- Episode no.: Season 3 Episode 4
- Directed by: Graham Linehan
- Written by: Graham Linehan
- Production code: 304
- Original air date: 12 December 2008
- Running time: 24 minutes

Guest appearances
- Tom Binns as Nolan; Lucy Montgomery as April;

Episode chronology
| ← Previous "Tramps Like Us" | Next → "Friendface" |

= The Speech (The IT Crowd) =

"The Speech" is the fourth episode of the third series of the British television sitcom The IT Crowd, and the 16th episode overall. Written and directed by Graham Linehan, it first broadcast on Channel 4 on the 12th of December 2008.

In the episode, Roy Trenneman (played by Chris O'Dowd) and Maurice Moss (played by Richard Ayoade) humiliate Jen Barber (played by Katherine Parkinson) after she wins Employee of the Month at Reynholm Industries after she makes them write her acceptance speech. They lend her a black box claiming it to be the Internet, which she presents at the shareholder's meeting. Meanwhile, Douglas Reynholm (played by Matt Berry) dates a transgender woman named April (played by Lucy Montgomery), believing she is from Iran.

Years after its initial broadcast, the depiction of a transgender woman with the character of April, controversially led to Channel 4 removing the episode from its streaming platform in 2020.

== Plot ==
Jen boasts about winning Employee of the Month to Roy and Moss. She gets a plaque commemorating the award on her office's front door and purchases a new desk. Roy and Moss point out that due to this, she has to give a speech about computers at the monthly shareholder's meeting. After she struggles to put together a speech, she asks Roy and Moss to ghostwrite for her. Roy tells Moss that they should write the speech, noting that Jen's lack of expertise in computers would lead her to blindly trust them, allowing them to humiliate her.

Douglas is interviewed by April, a journalist for Richest magazine for being named the magazine's Man of the Year. He shows her a sketch depicting her with massive boobs. After a few questions, he reveals that he admires her and offers to take her to a dinner to Paris, a restaurant in Hull. At the restaurant, Douglas falls in love with April, who points out that she used to be a man. Douglas mishears her statement as her saying that she was from Iran, he accepts her regardless, and they have sex in his bed. Afterwards, they go out together over multiple days doing multiple activities, growing closer.

Moss introduces Jen to a black box with a blinking light, presenting it as "the internet". Roy arrives in the basement and pretends to show panic while she is holding it, claiming that if she broke it, it would result in international chaos. Moss hits back at Roy claiming he spoke to the "elders of the Internet" who he says were so impressed by Jen's achievement at winning Employee of the Month that they gave him permission to give it to her.
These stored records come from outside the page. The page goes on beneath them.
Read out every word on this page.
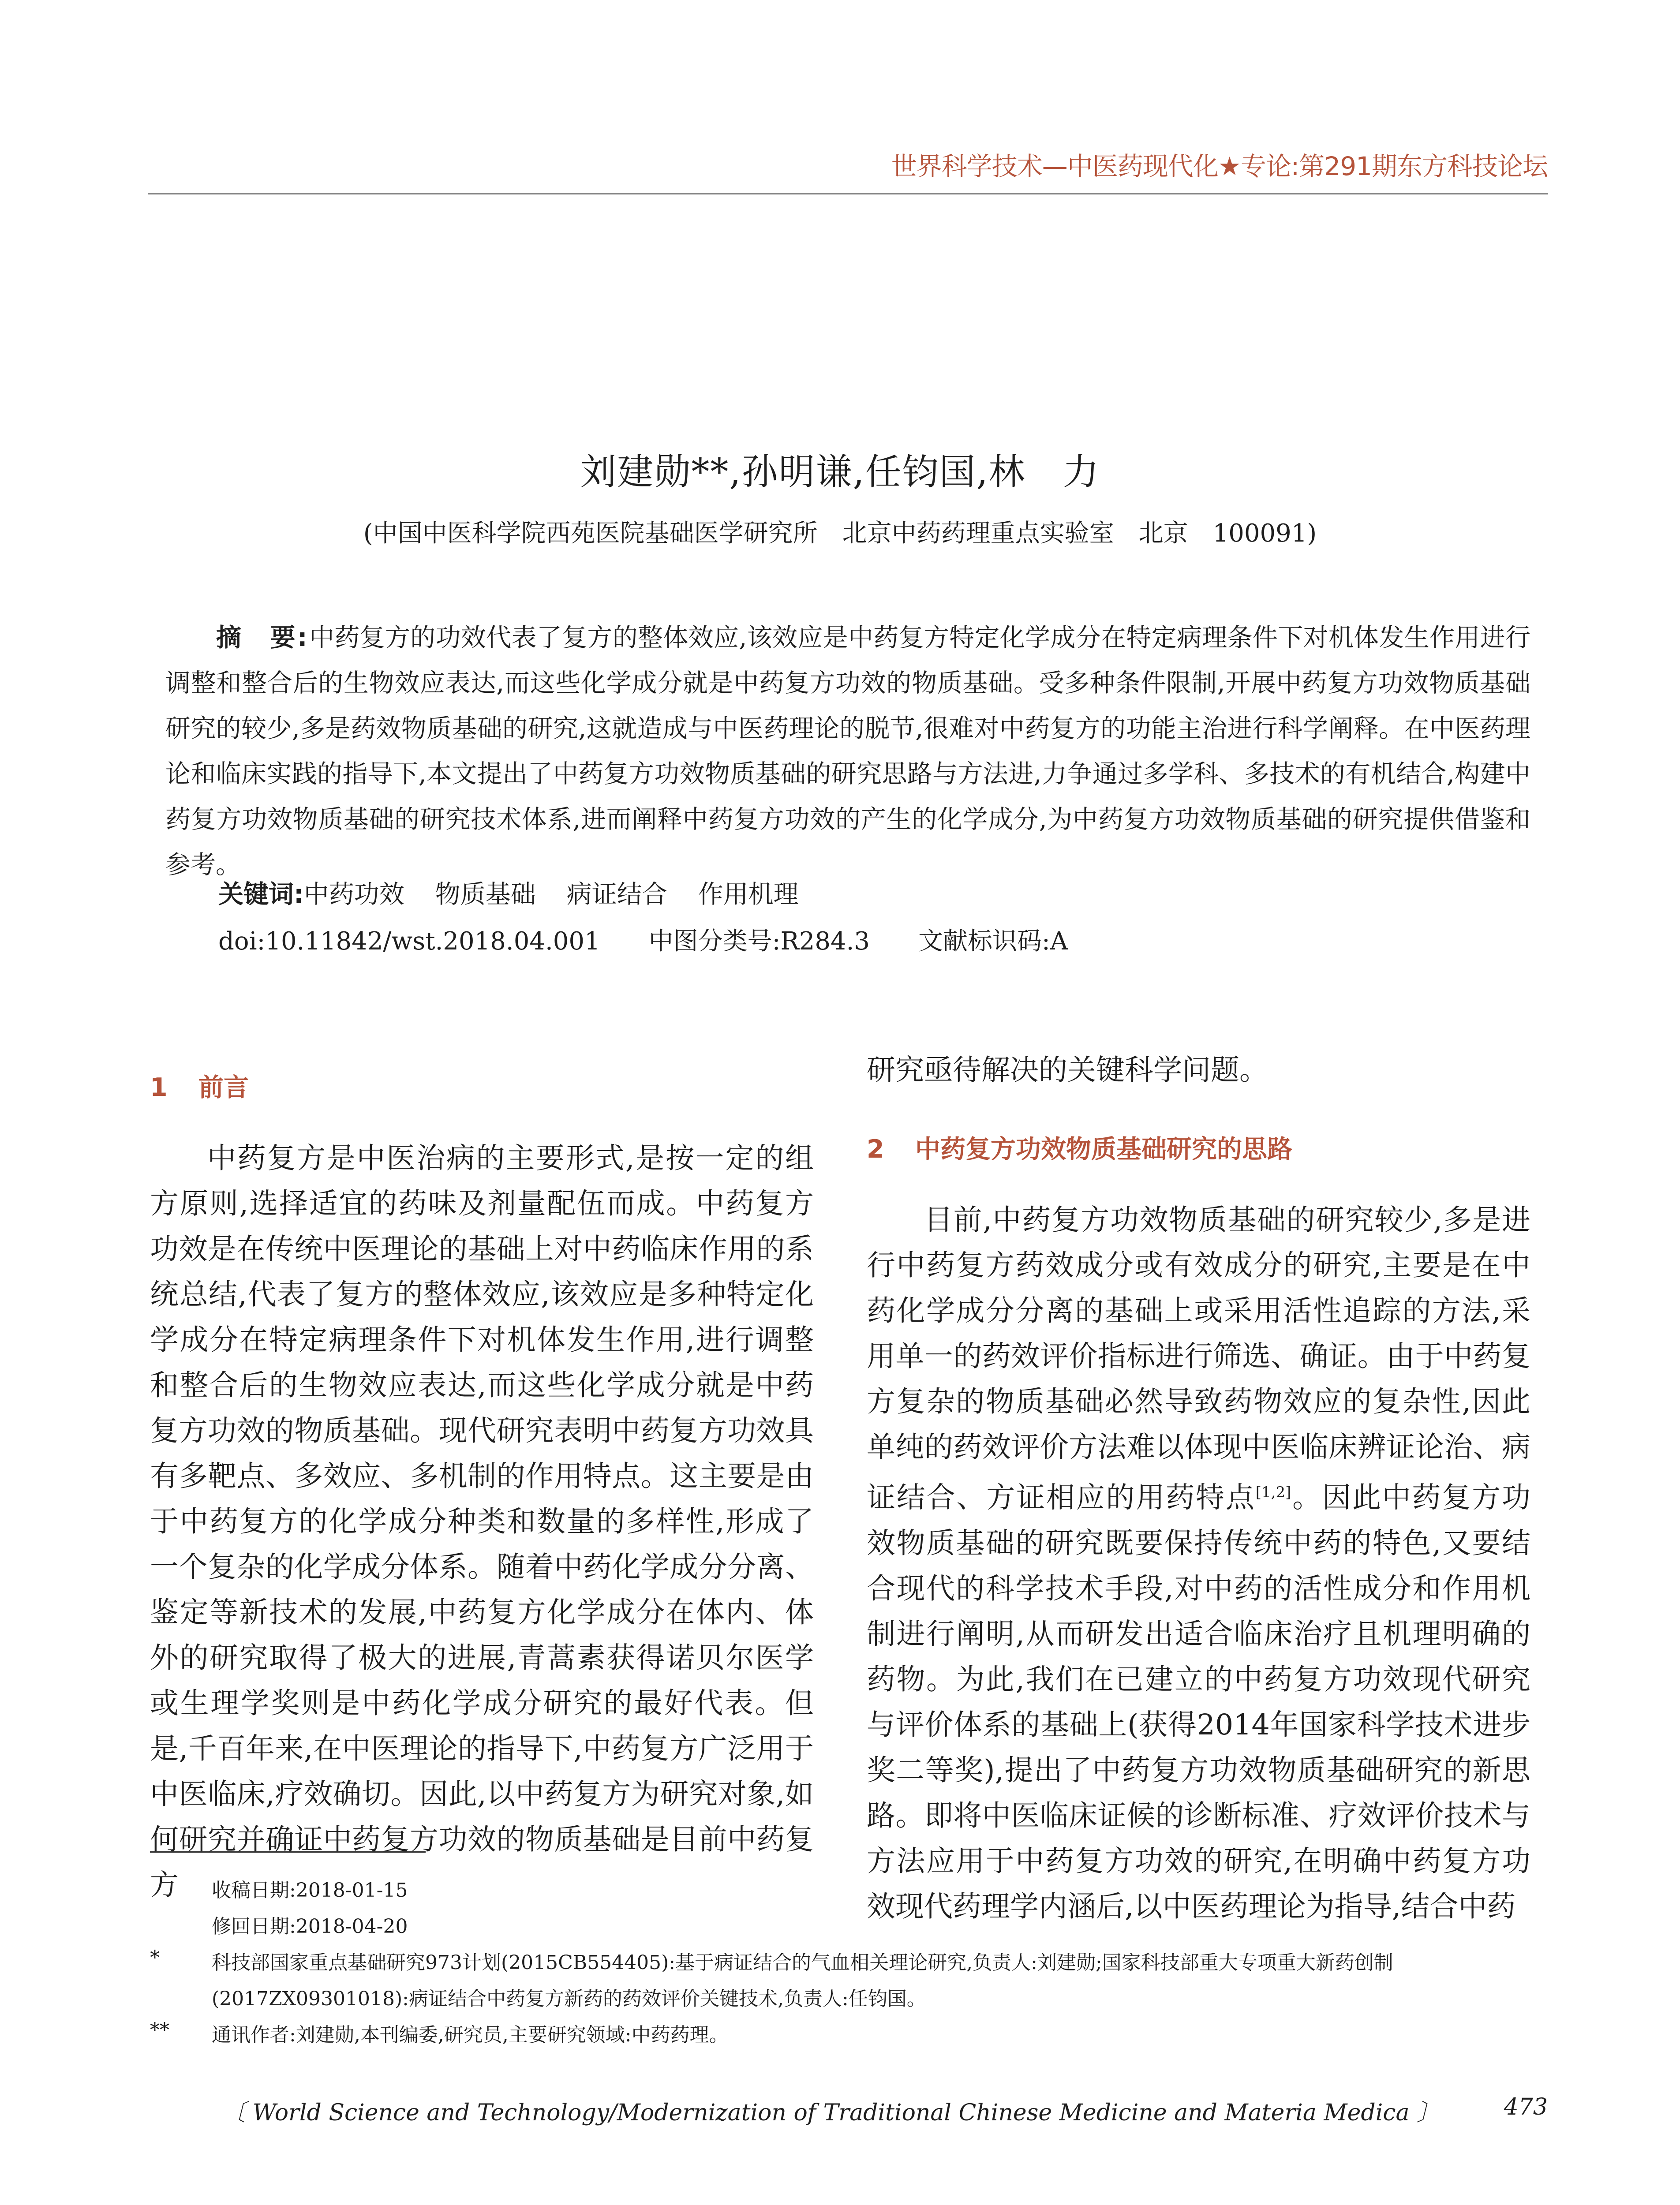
世界科学技术—中医药现代化★专论:第291期东方科技论坛
刘建勋**,孙明谦,任钧国,林　力
(中国中医科学院西苑医院基础医学研究所　北京中药药理重点实验室　北京　100091)
摘　要:中药复方的功效代表了复方的整体效应,该效应是中药复方特定化学成分在特定病理条件下对机体发生作用进行调整和整合后的生物效应表达,而这些化学成分就是中药复方功效的物质基础。受多种条件限制,开展中药复方功效物质基础研究的较少,多是药效物质基础的研究,这就造成与中医药理论的脱节,很难对中药复方的功能主治进行科学阐释。在中医药理论和临床实践的指导下,本文提出了中药复方功效物质基础的研究思路与方法进,力争通过多学科、多技术的有机结合,构建中药复方功效物质基础的研究技术体系,进而阐释中药复方功效的产生的化学成分,为中药复方功效物质基础的研究提供借鉴和参考。
关键词:中药功效 物质基础 病证结合 作用机理
doi:10.11842/wst.2018.04.001 中图分类号:R284.3 文献标识码:A
1 前言

中药复方是中医治病的主要形式,是按一定的组方原则,选择适宜的药味及剂量配伍而成。中药复方功效是在传统中医理论的基础上对中药临床作用的系统总结,代表了复方的整体效应,该效应是多种特定化学成分在特定病理条件下对机体发生作用,进行调整和整合后的生物效应表达,而这些化学成分就是中药复方功效的物质基础。现代研究表明中药复方功效具有多靶点、多效应、多机制的作用特点。这主要是由于中药复方的化学成分种类和数量的多样性,形成了一个复杂的化学成分体系。随着中药化学成分分离、鉴定等新技术的发展,中药复方化学成分在体内、体外的研究取得了极大的进展,青蒿素获得诺贝尔医学或生理学奖则是中药化学成分研究的最好代表。但是,千百年来,在中医理论的指导下,中药复方广泛用于中医临床,疗效确切。因此,以中药复方为研究对象,如何研究并确证中药复方功效的物质基础是目前中药复方

研究亟待解决的关键科学问题。

2 中药复方功效物质基础研究的思路

目前,中药复方功效物质基础的研究较少,多是进行中药复方药效成分或有效成分的研究,主要是在中药化学成分分离的基础上或采用活性追踪的方法,采用单一的药效评价指标进行筛选、确证。由于中药复方复杂的物质基础必然导致药物效应的复杂性,因此单纯的药效评价方法难以体现中医临床辨证论治、病证结合、方证相应的用药特点[1,2]。因此中药复方功效物质基础的研究既要保持传统中药的特色,又要结合现代的科学技术手段,对中药的活性成分和作用机制进行阐明,从而研发出适合临床治疗且机理明确的药物。为此,我们在已建立的中药复方功效现代研究与评价体系的基础上(获得2014年国家科学技术进步奖二等奖),提出了中药复方功效物质基础研究的新思路。即将中医临床证候的诊断标准、疗效评价技术与方法应用于中药复方功效的研究,在明确中药复方功效现代药理学内涵后,以中医药理论为指导,结合中药

收稿日期:2018-01-15
修回日期:2018-04-20
*	科技部国家重点基础研究973计划(2015CB554405):基于病证结合的气血相关理论研究,负责人:刘建勋;国家科技部重大专项重大新药创制
(2017ZX09301018):病证结合中药复方新药的药效评价关键技术,负责人:任钧国。
** 通讯作者:刘建勋,本刊编委,研究员,主要研究领域:中药药理。
〔 World Science and Technology/Modernization of Traditional Chinese Medicine and Materia Medica 〕	473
Jen is excited of the prospect of the "elders of the Internet" knowing about her, that she accepts Roy and Moss' approval for her to use the box for her speech to the pair's amusement.

Douglas reminisces on the past few days with April in his bed and confesses that he loves her, talking about how she was from Iran. April corrects Douglas stating again that she used to be a man, angering him.
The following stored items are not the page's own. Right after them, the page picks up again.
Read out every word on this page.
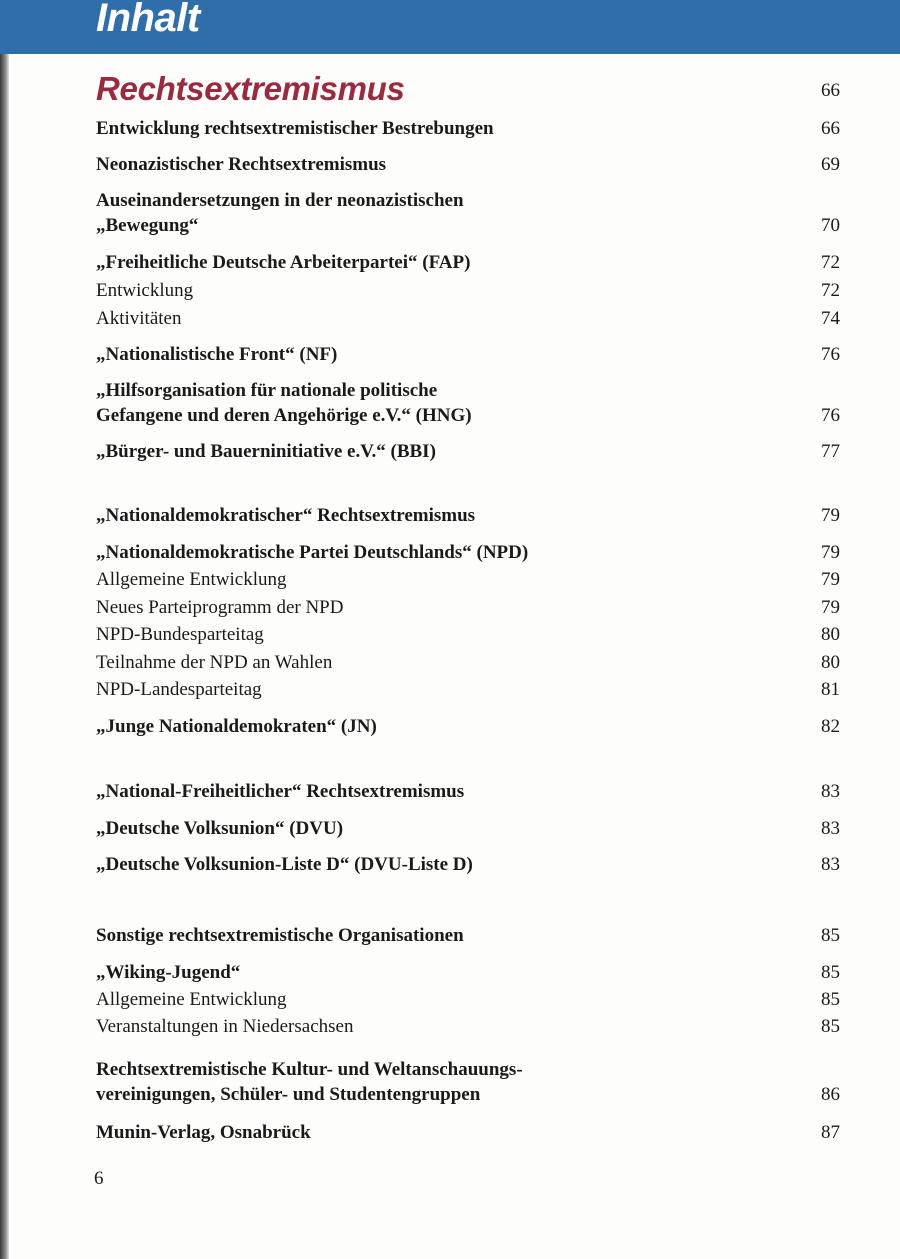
Inhalt
Rechtsextremismus	66
Entwicklung rechtsextremistischer Bestrebungen	66
Neonazistischer Rechtsextremismus	69
Auseinandersetzungen in der neonazistischen
„Bewegung“	70
„Freiheitliche Deutsche Arbeiterpartei“ (FAP)	72
Entwicklung	72
Aktivitäten	74
„Nationalistische Front“ (NF)	76
„Hilfsorganisation für nationale politische
Gefangene und deren Angehörige e.V.“ (HNG)	76
„Bürger- und Bauerninitiative e.V.“ (BBI)	77
„Nationaldemokratischer“ Rechtsextremismus	79
„Nationaldemokratische Partei Deutschlands“ (NPD)	79
Allgemeine Entwicklung	79
Neues Parteiprogramm der NPD	79
NPD-Bundesparteitag	80
Teilnahme der NPD an Wahlen	80
NPD-Landesparteitag	81
„Junge Nationaldemokraten“ (JN)	82
„National-Freiheitlicher“ Rechtsextremismus	83
„Deutsche Volksunion“ (DVU)	83
„Deutsche Volksunion-Liste D“ (DVU-Liste D)	83
Sonstige rechtsextremistische Organisationen	85
„Wiking-Jugend“	85
Allgemeine Entwicklung	85
Veranstaltungen in Niedersachsen	85
Rechtsextremistische Kultur- und Weltanschauungs-
vereinigungen, Schüler- und Studentengruppen	86
Munin-Verlag, Osnabrück	87
6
At Jen's acceptance speech at the shareholder's meeting (which Roy and Moss attend, watching with pleasure), she presents the black box as "the Internet", which amazes the shareholders, believing her, confusing Roy. Jen continues to read the speech, stating the chaos that would occur if the box were to break. At a nearby lab, Douglas tells April that he is no longer in love with her due to the fact that she used to be a man, angering her and resulting in a fight which ends in Douglas pushing April through a wall into the conference room towards the end of the speech, thrusting her onto the floor. The box lies broken on the floor, leading to hysteria across the room. After everyone else has fled, Roy and Moss relish with delight at the chaos that they have just caused.

During the credits, Douglas is seen alone at home, regretting breaking up with April.

== Reaction ==

=== 2020 removal ===
Channel 4 removed the episode from its streaming service on 5 October 2020 "in light of current audience expectations" involving the depiction of April and transgender people. The series creator Graham Linehan described the removal of the episode as "an attack on my right to freedom of speech", and described Channel 4's behaviour as disingenuous and motivated by "religious reasons". Linehan felt the joke was "harmless" and says he did not understand the "ferocity" of the response, arguing that a transphobic character did not make him or the episode transphobic.
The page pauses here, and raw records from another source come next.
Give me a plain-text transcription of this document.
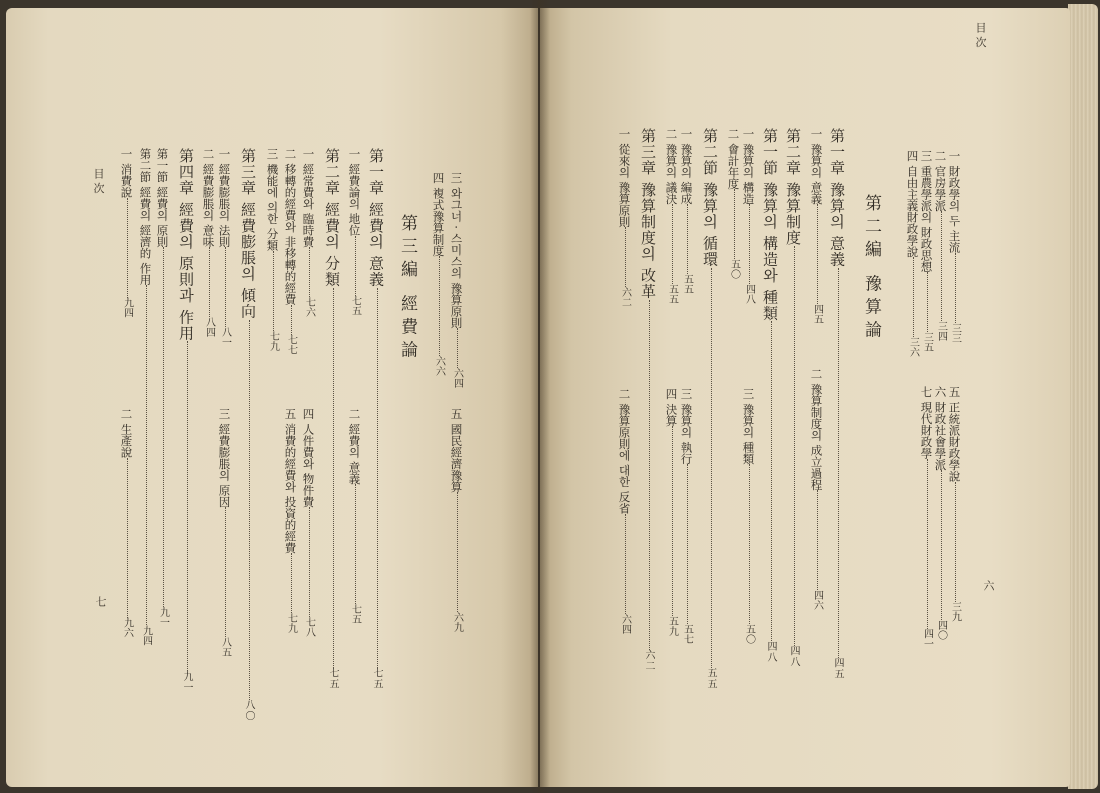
目 次
六
一 財政學의 두 主流三三
二 官房學派三四
三 重農學派의 財政思想三五
四 自由主義財政學說三六
第二編 豫算論
第一章 豫算의 意義四五
一 豫算의 意義四五
第二章 豫算制度四八
第一節 豫算의 構造와 種類四八
一 豫算의 構造四八
二 會計年度五〇
第二節 豫算의 循環五五
一 豫算의 編成五五
二 豫算의 議決五五
第三章 豫算制度의 改革六二
一 從來의 豫算原則六二
五 正統派財政學說三九
六 財政社會學派四〇
七 現代財政學四一
二 豫算制度의 成立過程四六
三 豫算의 種類五〇
三 豫算의 執行五七
四 決算五九
二 豫算原則에 대한 反省六四
目 次
七
三 와그너 · 스미스의 豫算原則六四
四 複式豫算制度六六
第三編 經費論
第一章 經費의 意義七五
一 經費論의 地位七五
第二章 經費의 分類七五
一 經常費와 臨時費七六
二 移轉的經費와 非移轉的經費七七
三 機能에 의한 分類七九
第三章 經費膨脹의 傾向八〇
一 經費膨脹의 法則八一
二 經費膨脹의 意味八四
第四章 經費의 原則과 作用九一
第一節 經費의 原則九一
第二節 經費의 經濟的 作用九四
一 消費說九四
五 國民經濟豫算六九
二 經費의 意義七五
四 人件費와 物件費七八
五 消費的經費와 投資的經費七九
三 經費膨脹의 原因八五
二 生產說九六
In an interview with The Spectator about the episode and its ban, he stated that "we are being forced to accept a religious belief that men can become women. It causes harm and leads young people to think that people like JK Rowling hate them".

Linehan has stated that the reaction to the episode caused him to take an active interest in transgender issues, saying in an interview with Andrew Billen in The Times that "When it went out, the pushback was so weirdly aggressive that I just thought there was something a bit strange about it. I thought, this is different from usual. So I started paying attention.".

Matt Berry, whose character in the episode breaks up with and fights a transgender woman, has since described the episode as "ridiculous and dated", stating that he does not condone the portrayal in the episode.